Data quality thoughts

My e-friend, Beth, has been busy posting from the Information on Demand conference in Las Vegas. She holds dear the belief that data is key, and quality data is the master key. I think saying it like that is putting words into her mouth, but hopefully I am not distorting her view point too much. In fact we are probably kindred spirits on this, everything I do professionally is underpinned by data quality. Anyway, Beth pondered a question about data quality and unstructured data, an intriguing concept that I thought I might think about too.

Quality in structured data is simple (from a rules viewpoint) for me: if it is not clean I won't store it. That is, upstream of my data warehouse I have processes to clean data; it is de-duplicated, referentially checked, sense checked or whatever-else-is-appropriate checked before it is loaded and the nonconforming data is parked for investigation or rule-based fix-up. Dirty data is bad for reporting accuracy and user confidence, it is also problematic to remove once it has been propagated though a BI system. Tools exist to profile data, and database features help to clean up some of the problems with data hierarchy mismatches, for example Oracle dimension objects can be examined by a call to DBMS_DIMENSION.VALIDATE_DIMENSION (or before 10g, the similar DBMS_OLAP.VALIDATE_DIMENSION) and inspecting the exceptions table for 'bad' rows; this may not be the technique of choice for a data load process, but is a good method to validate that already loaded data complies to your sense of dimensionality.

But when we move to unstructured data we come across a fundamental problem... what is quality? By definition there are no clearly defined dimension hierarchies, there probably aren't even tags to identify whether data is 'reference' (unstructured reference data sounds a bizarre concept!) or 'fact' let alone customer or product related.
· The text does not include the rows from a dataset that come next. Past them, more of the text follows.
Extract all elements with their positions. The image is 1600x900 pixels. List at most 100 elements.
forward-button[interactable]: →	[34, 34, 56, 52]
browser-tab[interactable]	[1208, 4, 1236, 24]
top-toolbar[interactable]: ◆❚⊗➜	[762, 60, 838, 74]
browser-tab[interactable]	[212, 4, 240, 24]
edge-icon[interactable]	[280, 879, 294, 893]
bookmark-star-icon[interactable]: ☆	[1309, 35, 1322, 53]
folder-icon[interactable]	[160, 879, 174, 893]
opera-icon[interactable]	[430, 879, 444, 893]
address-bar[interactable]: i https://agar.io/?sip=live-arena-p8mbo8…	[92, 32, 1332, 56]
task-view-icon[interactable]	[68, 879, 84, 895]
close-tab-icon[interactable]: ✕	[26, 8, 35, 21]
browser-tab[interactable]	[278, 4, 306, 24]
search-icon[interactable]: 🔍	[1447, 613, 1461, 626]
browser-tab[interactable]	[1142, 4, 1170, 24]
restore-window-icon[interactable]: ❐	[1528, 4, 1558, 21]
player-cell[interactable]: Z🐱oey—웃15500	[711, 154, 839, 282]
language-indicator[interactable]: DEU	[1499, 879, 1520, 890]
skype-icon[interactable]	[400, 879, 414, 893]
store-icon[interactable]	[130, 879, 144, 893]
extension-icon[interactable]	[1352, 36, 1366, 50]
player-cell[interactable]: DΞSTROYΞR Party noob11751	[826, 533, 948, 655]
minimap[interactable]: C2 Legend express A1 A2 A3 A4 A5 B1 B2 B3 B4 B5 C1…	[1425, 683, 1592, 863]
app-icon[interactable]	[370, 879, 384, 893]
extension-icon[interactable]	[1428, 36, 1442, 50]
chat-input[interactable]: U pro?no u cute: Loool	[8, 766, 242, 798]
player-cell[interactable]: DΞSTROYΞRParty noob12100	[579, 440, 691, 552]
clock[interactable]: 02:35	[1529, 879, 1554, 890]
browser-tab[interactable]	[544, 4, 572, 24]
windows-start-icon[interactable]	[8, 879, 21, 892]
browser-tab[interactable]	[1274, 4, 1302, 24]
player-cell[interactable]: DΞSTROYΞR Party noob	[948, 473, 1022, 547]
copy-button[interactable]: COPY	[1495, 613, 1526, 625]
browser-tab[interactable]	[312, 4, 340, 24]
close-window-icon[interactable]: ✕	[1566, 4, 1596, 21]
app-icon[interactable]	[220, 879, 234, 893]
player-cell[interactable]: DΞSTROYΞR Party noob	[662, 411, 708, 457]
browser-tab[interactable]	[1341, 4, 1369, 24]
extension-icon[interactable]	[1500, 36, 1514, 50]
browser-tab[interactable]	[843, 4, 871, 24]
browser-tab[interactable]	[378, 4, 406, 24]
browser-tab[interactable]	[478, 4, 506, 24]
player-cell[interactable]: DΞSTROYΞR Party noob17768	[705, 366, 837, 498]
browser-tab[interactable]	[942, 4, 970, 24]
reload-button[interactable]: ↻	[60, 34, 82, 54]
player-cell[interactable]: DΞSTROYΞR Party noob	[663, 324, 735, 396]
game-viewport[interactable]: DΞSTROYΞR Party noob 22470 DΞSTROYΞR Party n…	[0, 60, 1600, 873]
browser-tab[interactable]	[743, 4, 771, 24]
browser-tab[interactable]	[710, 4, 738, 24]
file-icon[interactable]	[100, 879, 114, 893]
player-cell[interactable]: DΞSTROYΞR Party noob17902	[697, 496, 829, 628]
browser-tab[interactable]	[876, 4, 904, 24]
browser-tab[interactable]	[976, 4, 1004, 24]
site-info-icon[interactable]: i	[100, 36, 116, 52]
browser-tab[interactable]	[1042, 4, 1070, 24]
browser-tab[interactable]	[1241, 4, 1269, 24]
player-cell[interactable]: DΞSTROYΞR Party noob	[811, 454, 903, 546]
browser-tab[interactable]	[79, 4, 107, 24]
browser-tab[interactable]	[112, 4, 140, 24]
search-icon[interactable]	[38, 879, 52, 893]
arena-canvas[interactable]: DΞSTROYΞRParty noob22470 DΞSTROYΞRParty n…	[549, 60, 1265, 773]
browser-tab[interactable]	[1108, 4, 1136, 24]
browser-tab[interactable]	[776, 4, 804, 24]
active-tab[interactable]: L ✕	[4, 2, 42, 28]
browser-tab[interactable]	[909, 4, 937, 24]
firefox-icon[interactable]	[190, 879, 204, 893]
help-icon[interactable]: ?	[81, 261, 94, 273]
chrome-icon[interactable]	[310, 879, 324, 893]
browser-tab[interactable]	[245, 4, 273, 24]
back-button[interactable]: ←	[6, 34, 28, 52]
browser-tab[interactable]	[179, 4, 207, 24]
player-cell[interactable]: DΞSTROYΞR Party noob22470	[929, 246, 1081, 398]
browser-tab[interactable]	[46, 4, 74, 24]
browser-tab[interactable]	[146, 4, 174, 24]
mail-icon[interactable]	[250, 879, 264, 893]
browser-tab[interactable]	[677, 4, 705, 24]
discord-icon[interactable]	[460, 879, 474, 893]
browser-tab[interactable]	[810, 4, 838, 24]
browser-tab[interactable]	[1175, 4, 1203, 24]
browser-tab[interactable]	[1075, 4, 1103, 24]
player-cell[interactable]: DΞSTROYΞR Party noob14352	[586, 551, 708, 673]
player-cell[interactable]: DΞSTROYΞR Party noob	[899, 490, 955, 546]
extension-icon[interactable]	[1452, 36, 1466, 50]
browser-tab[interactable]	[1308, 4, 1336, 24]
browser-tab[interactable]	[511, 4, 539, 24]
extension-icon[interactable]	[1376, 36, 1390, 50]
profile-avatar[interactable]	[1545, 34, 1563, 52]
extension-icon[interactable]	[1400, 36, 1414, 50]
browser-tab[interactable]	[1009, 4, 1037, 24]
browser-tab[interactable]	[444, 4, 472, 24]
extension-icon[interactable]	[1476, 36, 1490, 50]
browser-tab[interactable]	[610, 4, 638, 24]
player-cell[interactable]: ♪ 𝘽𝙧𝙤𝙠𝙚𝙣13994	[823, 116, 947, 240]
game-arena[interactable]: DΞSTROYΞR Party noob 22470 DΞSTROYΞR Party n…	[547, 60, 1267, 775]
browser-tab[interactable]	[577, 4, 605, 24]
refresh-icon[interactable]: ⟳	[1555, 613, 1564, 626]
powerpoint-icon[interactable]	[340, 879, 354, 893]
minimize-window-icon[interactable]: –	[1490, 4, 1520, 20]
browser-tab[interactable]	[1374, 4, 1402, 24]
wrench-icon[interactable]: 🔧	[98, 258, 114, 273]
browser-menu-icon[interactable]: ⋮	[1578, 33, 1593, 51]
We are probably not concerned with duplicates as each unstructured item should be considered as unique, but do we need consider near duplicates to be versions (revisions) of the same item or new items? In practice the only sensible thing to today is store the data 'as is' maybe correcting spelling to some standard form (but that could well contravene governance rules) and rely on smart contextual indexing techniques to identify data items that possesses attribute.

Establishing context is hard

A long while back I worked on a project for a publisher of online classified ads that takes copy submitted electronically and assess it for compliance with standards of legality and decency. Apart from a complex rule base that required certain professions to supply validation of right to practice, the brunt of the system was about scanning for rude words, their phonetic equivalent and IM and web variants where numb3rs might appear in place of letters and vowels dropped. But this approach really worked with words in isolation, moving to spans of text and scanning for expressions becomes harder - just think about electronically trying to establish meaning from poetry where metaphors and non-standard word meanings abound. And then when the feed is not keyed text but machine recognised speech or scanned handwriting.